Frieren für den Krieg? (Symposium der Initiative „Demokratie und Grundrechte“)

Politik

Der zweite Teil des diesjährigen Symposiums der Initiative Demokratie und Grundrechte beschäftigt sich mit der aktuellen Energiekrise. Veranstalter Hannes Hofbauer stellt auch hier nach einer kurzen Einleitung die Podiumsteilnehmer vor: den Unternehmer und Bürgerrechtsaktivisten Helmut Sauseng, den Publizisten und politische Aktivisten Willi Langthaler, die Journalistin und politische Aktivistin Shirin Ot und den General i.R. Günther Greindl.

Der ehemalige Kommandant zahlreicher UN-Friedenstruppen Günther Greindl hat bei seinen zahlreichen Einsätzen festgestellt, dass Frieden und Sicherheit die wichtigsten Güter sind, die wir haben (können). Gerade in einer zunehmend von Krisen dominierten Welt dürfe man die österreichische Neutralität nicht leichtsinnig verspielen. Spätestens 2013 hat die EU sich dazu entschieden, sich militärisch enger an die NATO zu binden – einer NATO, die sich künftig stärker in der Welt engagieren will, weit über die Ursprungsidee eines Verteidigungsbündnisses hinausgehend. Der Europäischen Union konstatiert Greindl eine ausufernde Realitätsverweigerung: ständig setzt man sich Ziele, die man nicht erreicht bzw erreichen kann. Reformen im Bildungsbereich, Politiker, die wieder langfristig denken und Lerneffekte aus dem hinter uns liegenden institutionellen Versagen wären einige Ansatzpunkte, um aus dieser hausgemachten Krise herauszukommen.

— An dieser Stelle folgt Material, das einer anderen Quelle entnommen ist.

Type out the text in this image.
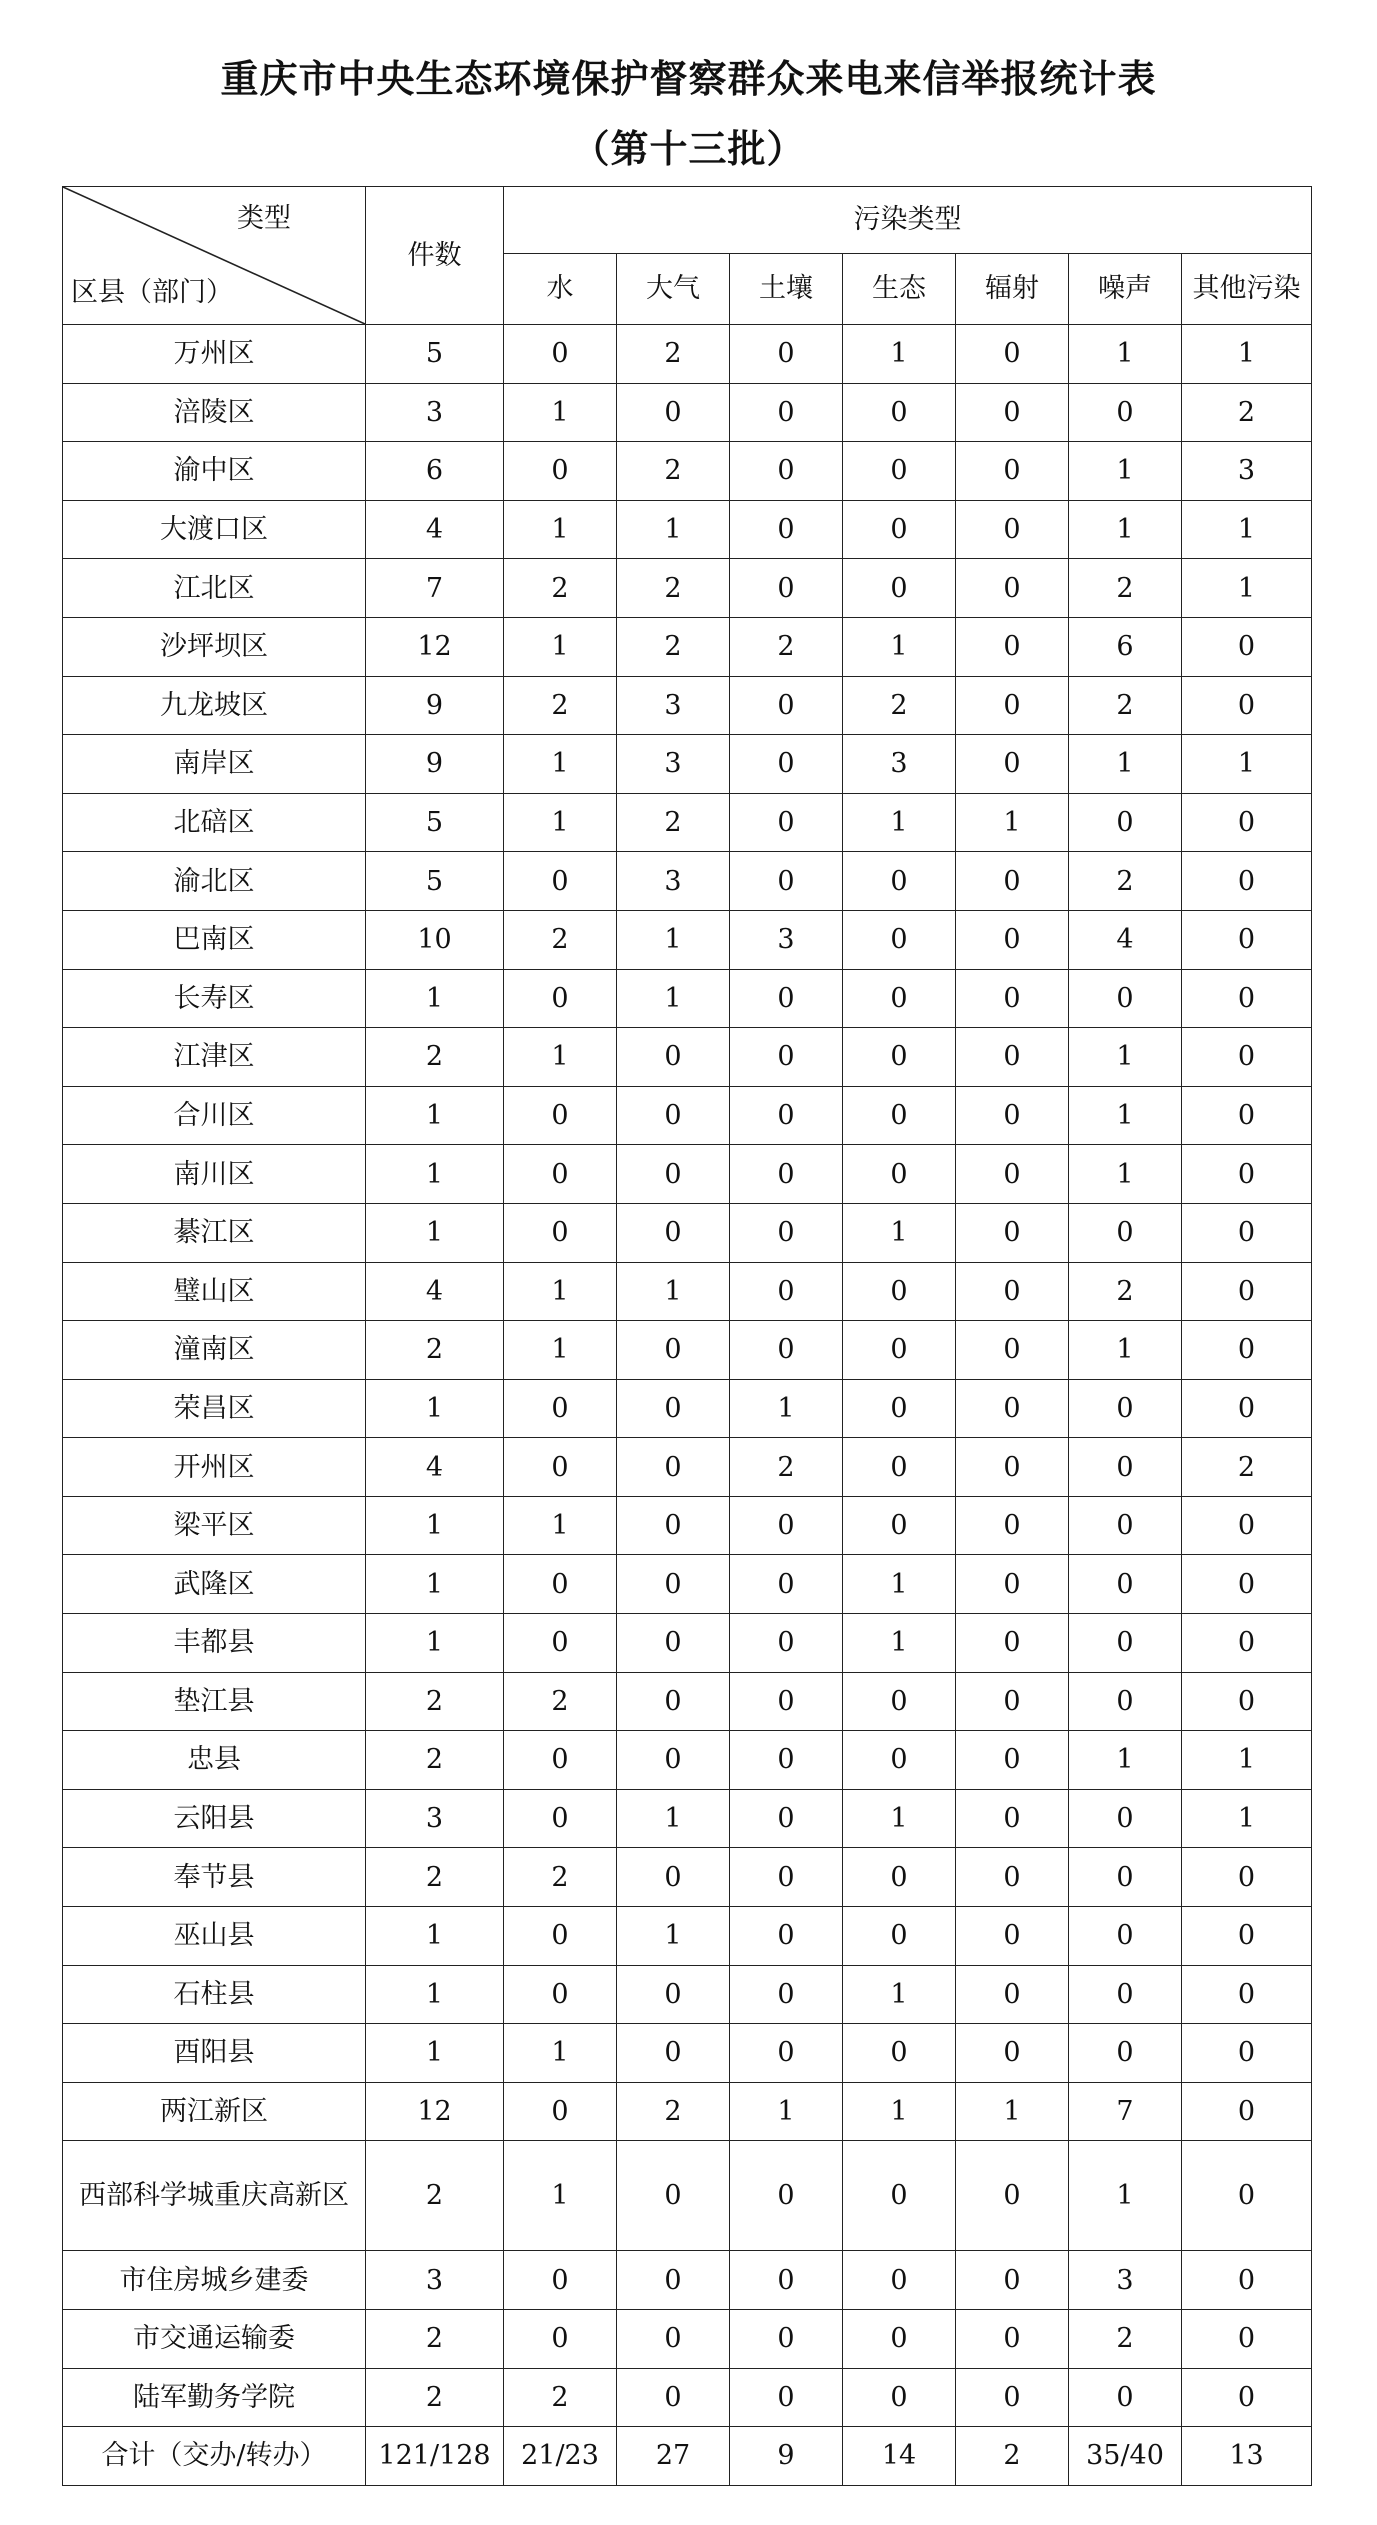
重庆市中央生态环境保护督察群众来电来信举报统计表
（第十三批）
类型
区县（部门）	件数	污染类型						
		水	大气	土壤	生态	辐射	噪声	其他污染
万州区	5	0	2	0	1	0	1	1
涪陵区	3	1	0	0	0	0	0	2
渝中区	6	0	2	0	0	0	1	3
大渡口区	4	1	1	0	0	0	1	1
江北区	7	2	2	0	0	0	2	1
沙坪坝区	12	1	2	2	1	0	6	0
九龙坡区	9	2	3	0	2	0	2	0
南岸区	9	1	3	0	3	0	1	1
北碚区	5	1	2	0	1	1	0	0
渝北区	5	0	3	0	0	0	2	0
巴南区	10	2	1	3	0	0	4	0
长寿区	1	0	1	0	0	0	0	0
江津区	2	1	0	0	0	0	1	0
合川区	1	0	0	0	0	0	1	0
南川区	1	0	0	0	0	0	1	0
綦江区	1	0	0	0	1	0	0	0
璧山区	4	1	1	0	0	0	2	0
潼南区	2	1	0	0	0	0	1	0
荣昌区	1	0	0	1	0	0	0	0
开州区	4	0	0	2	0	0	0	2
梁平区	1	1	0	0	0	0	0	0
武隆区	1	0	0	0	1	0	0	0
丰都县	1	0	0	0	1	0	0	0
垫江县	2	2	0	0	0	0	0	0
忠县	2	0	0	0	0	0	1	1
云阳县	3	0	1	0	1	0	0	1
奉节县	2	2	0	0	0	0	0	0
巫山县	1	0	1	0	0	0	0	0
石柱县	1	0	0	0	1	0	0	0
酉阳县	1	1	0	0	0	0	0	0
两江新区	12	0	2	1	1	1	7	0
西部科学城重庆高新区	2	1	0	0	0	0	1	0
市住房城乡建委	3	0	0	0	0	0	3	0
市交通运输委	2	0	0	0	0	0	2	0
陆军勤务学院	2	2	0	0	0	0	0	0
合计（交办/转办）	121/128	21/23	27	9	14	2	35/40	13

Die zunehmende Verschärfung der Krise des Kapitalismus zeigt sich aktuell in der hohen Inflationsrate, die nur bedingt mit den Sanktionen gegen Russland erklärt werden kann, meint Shirin Ot. Vor allem die drastische Erhöhung der Lebensmittel- und Energiepreise trifft weite Teile der Gesellschaft mit voller Wucht. Der Hauptgrund für die Einführung des New Green Deals der EU ist, dass damit neue Möglichkeiten für Kapitalanlagen geschaffen werden, um dem Kapitalismus aus der Krise zu helfen. Auch die wirtschaftliche Abkoppelung von Russland sowie von China wird mit den letzten Wirtschaftspaketen der EU eingeleitet bzw vollzogen – auch als Vorbereitung für künftige Auseinandersetzungen.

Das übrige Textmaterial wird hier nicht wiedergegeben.